Pubblicato da: miclischi | 16 marzo 2014

Il diario intimo di Claudio Lolli

Uscito nel 2013

Uscito nel 2013

E’ uscito nel 2013, questo libriccino di Claudio Lolli, non nuovo alla narrativa, anche con discreti successi. Si chiama Lettere Matrimoniali e si presenta come un romanzo epistolare fatto di innumerevoli lettere scritte alla moglie nell’arco di un anno (dal 5 luglio 2010 al 5 luglio 2011). Lettere scritte, stampate e riposte in una scatola; per lei, se e quando ha voglia di leggerle.

Se si riesce a districarsi fra le stucchevolezze delle infinite reiterate ed ossessive dichiarazioni d’amore che l’autore fa continuamente nello scrivere alla moglie, si possono scorgere anche qualche piacevole spunto narrativo e numerosi elementi di storia politica, culturale e musicale dell’Italia dagli anni ’70 del ‘900 agli albori del nuovo millennio.

Per questo, alla fine, il libro ha un suo valore di testimonianza storica (oltre che intima), per questo la lettura di queste lettere risulta tutto sommato piacevole.

Ci sono i concerti, l’ansia per i concerti (quante gente ci sarà?), per le trasferte vicine o lontane, per il prima e per il dopo. Ma c’è anche la progressiva mutazione culturale e antropologica registrata dall’universo dei concerti.

Cambia l’idea di concerto, così come era vissuta dal Lolli quando era un ragazzotto impacciato che appena spiccicava due parole quando faceva da spalla all’istrione Francesco Guccini, alla svolta degli Zingari felici, alla maturità. Ma cambia l’idea di concerto anche nel passaggio generazionale. Che cosa significa oggi, per i suoi figli, andare a un concerto in piazza?

Alla storia della vita artistica di Claudio Lolli si sovrappongono le epoche che cambiano, i figli che arrivano e poi crescono, gli anni che passano e gli acciacchi dell’età che puntualmente si fanno progressivamente più presenti.

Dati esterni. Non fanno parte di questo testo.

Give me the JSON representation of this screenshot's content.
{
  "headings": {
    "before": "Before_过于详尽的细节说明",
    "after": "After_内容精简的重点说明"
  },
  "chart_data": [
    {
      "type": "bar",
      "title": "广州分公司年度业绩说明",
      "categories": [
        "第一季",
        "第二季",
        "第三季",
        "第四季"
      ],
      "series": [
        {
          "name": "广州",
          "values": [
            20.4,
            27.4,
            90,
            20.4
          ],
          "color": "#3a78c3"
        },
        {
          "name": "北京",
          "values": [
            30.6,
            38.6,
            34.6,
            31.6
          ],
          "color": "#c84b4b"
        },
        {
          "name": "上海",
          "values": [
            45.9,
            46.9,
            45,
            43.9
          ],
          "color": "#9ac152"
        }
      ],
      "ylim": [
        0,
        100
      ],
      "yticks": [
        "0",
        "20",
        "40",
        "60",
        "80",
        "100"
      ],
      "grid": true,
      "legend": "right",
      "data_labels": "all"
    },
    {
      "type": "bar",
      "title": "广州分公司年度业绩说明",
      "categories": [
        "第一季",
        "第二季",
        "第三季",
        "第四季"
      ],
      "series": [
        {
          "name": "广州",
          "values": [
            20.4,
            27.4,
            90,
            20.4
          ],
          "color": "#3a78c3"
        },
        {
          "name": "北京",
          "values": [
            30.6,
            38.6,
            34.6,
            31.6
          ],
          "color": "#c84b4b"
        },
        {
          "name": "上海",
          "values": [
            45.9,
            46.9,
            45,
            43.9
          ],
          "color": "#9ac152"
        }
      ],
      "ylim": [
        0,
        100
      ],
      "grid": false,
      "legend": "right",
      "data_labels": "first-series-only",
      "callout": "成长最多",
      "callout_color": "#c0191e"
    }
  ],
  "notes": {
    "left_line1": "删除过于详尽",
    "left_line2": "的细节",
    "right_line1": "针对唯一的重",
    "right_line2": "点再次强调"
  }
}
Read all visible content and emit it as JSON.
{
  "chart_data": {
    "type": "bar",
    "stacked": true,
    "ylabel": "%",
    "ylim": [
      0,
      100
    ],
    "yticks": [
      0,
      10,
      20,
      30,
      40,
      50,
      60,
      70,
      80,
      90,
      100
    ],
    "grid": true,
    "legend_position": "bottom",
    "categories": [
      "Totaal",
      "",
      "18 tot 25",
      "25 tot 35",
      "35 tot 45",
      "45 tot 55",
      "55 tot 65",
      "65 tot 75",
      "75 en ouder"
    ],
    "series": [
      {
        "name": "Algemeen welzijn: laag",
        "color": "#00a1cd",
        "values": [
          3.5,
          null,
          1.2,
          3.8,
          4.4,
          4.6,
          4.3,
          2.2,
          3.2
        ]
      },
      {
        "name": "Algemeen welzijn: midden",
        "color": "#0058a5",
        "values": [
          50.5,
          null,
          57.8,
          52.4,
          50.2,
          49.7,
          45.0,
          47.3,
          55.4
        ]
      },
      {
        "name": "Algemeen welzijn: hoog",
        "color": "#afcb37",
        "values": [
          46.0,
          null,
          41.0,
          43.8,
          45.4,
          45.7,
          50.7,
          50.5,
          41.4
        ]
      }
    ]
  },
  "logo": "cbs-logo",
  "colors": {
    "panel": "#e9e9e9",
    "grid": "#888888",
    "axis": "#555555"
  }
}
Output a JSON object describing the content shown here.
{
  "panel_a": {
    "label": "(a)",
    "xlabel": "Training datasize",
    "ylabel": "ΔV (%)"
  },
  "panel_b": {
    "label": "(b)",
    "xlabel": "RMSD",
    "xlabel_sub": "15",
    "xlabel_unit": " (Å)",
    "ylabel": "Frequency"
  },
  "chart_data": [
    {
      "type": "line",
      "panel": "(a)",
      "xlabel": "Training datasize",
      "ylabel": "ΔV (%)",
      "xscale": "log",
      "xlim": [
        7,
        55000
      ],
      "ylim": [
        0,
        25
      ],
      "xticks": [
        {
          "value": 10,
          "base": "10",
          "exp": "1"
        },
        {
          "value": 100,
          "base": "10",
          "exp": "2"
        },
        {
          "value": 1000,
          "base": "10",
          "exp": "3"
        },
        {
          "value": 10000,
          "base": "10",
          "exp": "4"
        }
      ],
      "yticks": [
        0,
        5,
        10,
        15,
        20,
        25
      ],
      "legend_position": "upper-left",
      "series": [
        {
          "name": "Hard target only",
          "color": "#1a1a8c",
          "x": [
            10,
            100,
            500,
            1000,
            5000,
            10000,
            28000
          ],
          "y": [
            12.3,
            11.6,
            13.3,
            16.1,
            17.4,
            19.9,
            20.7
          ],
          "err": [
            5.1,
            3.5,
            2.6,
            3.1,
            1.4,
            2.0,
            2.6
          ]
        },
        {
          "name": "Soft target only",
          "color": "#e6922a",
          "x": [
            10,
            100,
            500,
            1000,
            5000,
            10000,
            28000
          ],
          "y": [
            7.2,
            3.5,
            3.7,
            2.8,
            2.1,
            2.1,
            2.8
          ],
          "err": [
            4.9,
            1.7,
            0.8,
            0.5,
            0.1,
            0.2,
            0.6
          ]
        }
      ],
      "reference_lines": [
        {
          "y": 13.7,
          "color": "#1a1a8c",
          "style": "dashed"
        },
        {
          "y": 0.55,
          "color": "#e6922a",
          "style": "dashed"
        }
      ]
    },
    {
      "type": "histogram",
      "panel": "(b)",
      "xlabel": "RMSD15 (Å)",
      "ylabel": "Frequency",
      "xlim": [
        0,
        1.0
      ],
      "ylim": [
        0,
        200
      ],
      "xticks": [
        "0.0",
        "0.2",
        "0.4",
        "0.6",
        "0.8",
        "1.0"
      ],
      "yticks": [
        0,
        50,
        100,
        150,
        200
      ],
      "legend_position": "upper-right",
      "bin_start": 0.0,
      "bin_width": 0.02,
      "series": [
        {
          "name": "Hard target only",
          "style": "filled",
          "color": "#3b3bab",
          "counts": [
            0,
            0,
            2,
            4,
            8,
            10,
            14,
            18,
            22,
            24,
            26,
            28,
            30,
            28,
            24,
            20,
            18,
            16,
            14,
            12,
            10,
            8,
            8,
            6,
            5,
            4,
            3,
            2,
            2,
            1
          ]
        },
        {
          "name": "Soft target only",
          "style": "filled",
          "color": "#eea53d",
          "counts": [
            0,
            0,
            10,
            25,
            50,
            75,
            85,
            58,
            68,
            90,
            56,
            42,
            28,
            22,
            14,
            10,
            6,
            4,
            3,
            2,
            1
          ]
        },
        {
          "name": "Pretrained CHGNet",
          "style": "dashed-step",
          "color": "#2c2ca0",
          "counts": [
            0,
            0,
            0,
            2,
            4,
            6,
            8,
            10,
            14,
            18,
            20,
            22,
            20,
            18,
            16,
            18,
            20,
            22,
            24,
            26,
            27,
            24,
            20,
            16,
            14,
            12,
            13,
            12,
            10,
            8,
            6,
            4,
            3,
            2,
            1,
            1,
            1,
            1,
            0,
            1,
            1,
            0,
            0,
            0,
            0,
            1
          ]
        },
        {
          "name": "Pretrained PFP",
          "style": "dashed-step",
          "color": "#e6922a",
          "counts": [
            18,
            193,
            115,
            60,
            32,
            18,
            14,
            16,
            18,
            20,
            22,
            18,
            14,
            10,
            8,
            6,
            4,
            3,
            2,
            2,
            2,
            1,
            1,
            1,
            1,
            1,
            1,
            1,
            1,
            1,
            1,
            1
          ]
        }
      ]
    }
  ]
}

Claudio Lolli sulle cinquemila lire di Aspettando Godot

Claudio Lolli sulle cinquemila lire di Aspettando Godot

Insomma, una lettura nella quale si scopre il passaggio degli anni (compreso il giro di boa verso il nuovo secolo) attraverso i cambiamenti che  si sono succeduti nella vita di un artista; non tanto vista dal palco dei suoi concerti, ma dal tavolo di cucina di casa sua, dagli oggetti domestici, dalla presenza/assenza di sua madre al crescere dei suoi figli, al desiderio costante e inesauribile che sua moglie sempre gli scatena…

Claudio Lolli ha bisogno di comunicare, di dire, di cantare, di scrivere. Sempre. E questo librino sembra proprio una testimonianza viva di questa inesauribile necessità.

Claudio Lolli; Lettere matrimoniali. Edizioni Stampa Alternativa  – Collana “Eretica” – 2013 – 232 pagine, 15 Euro.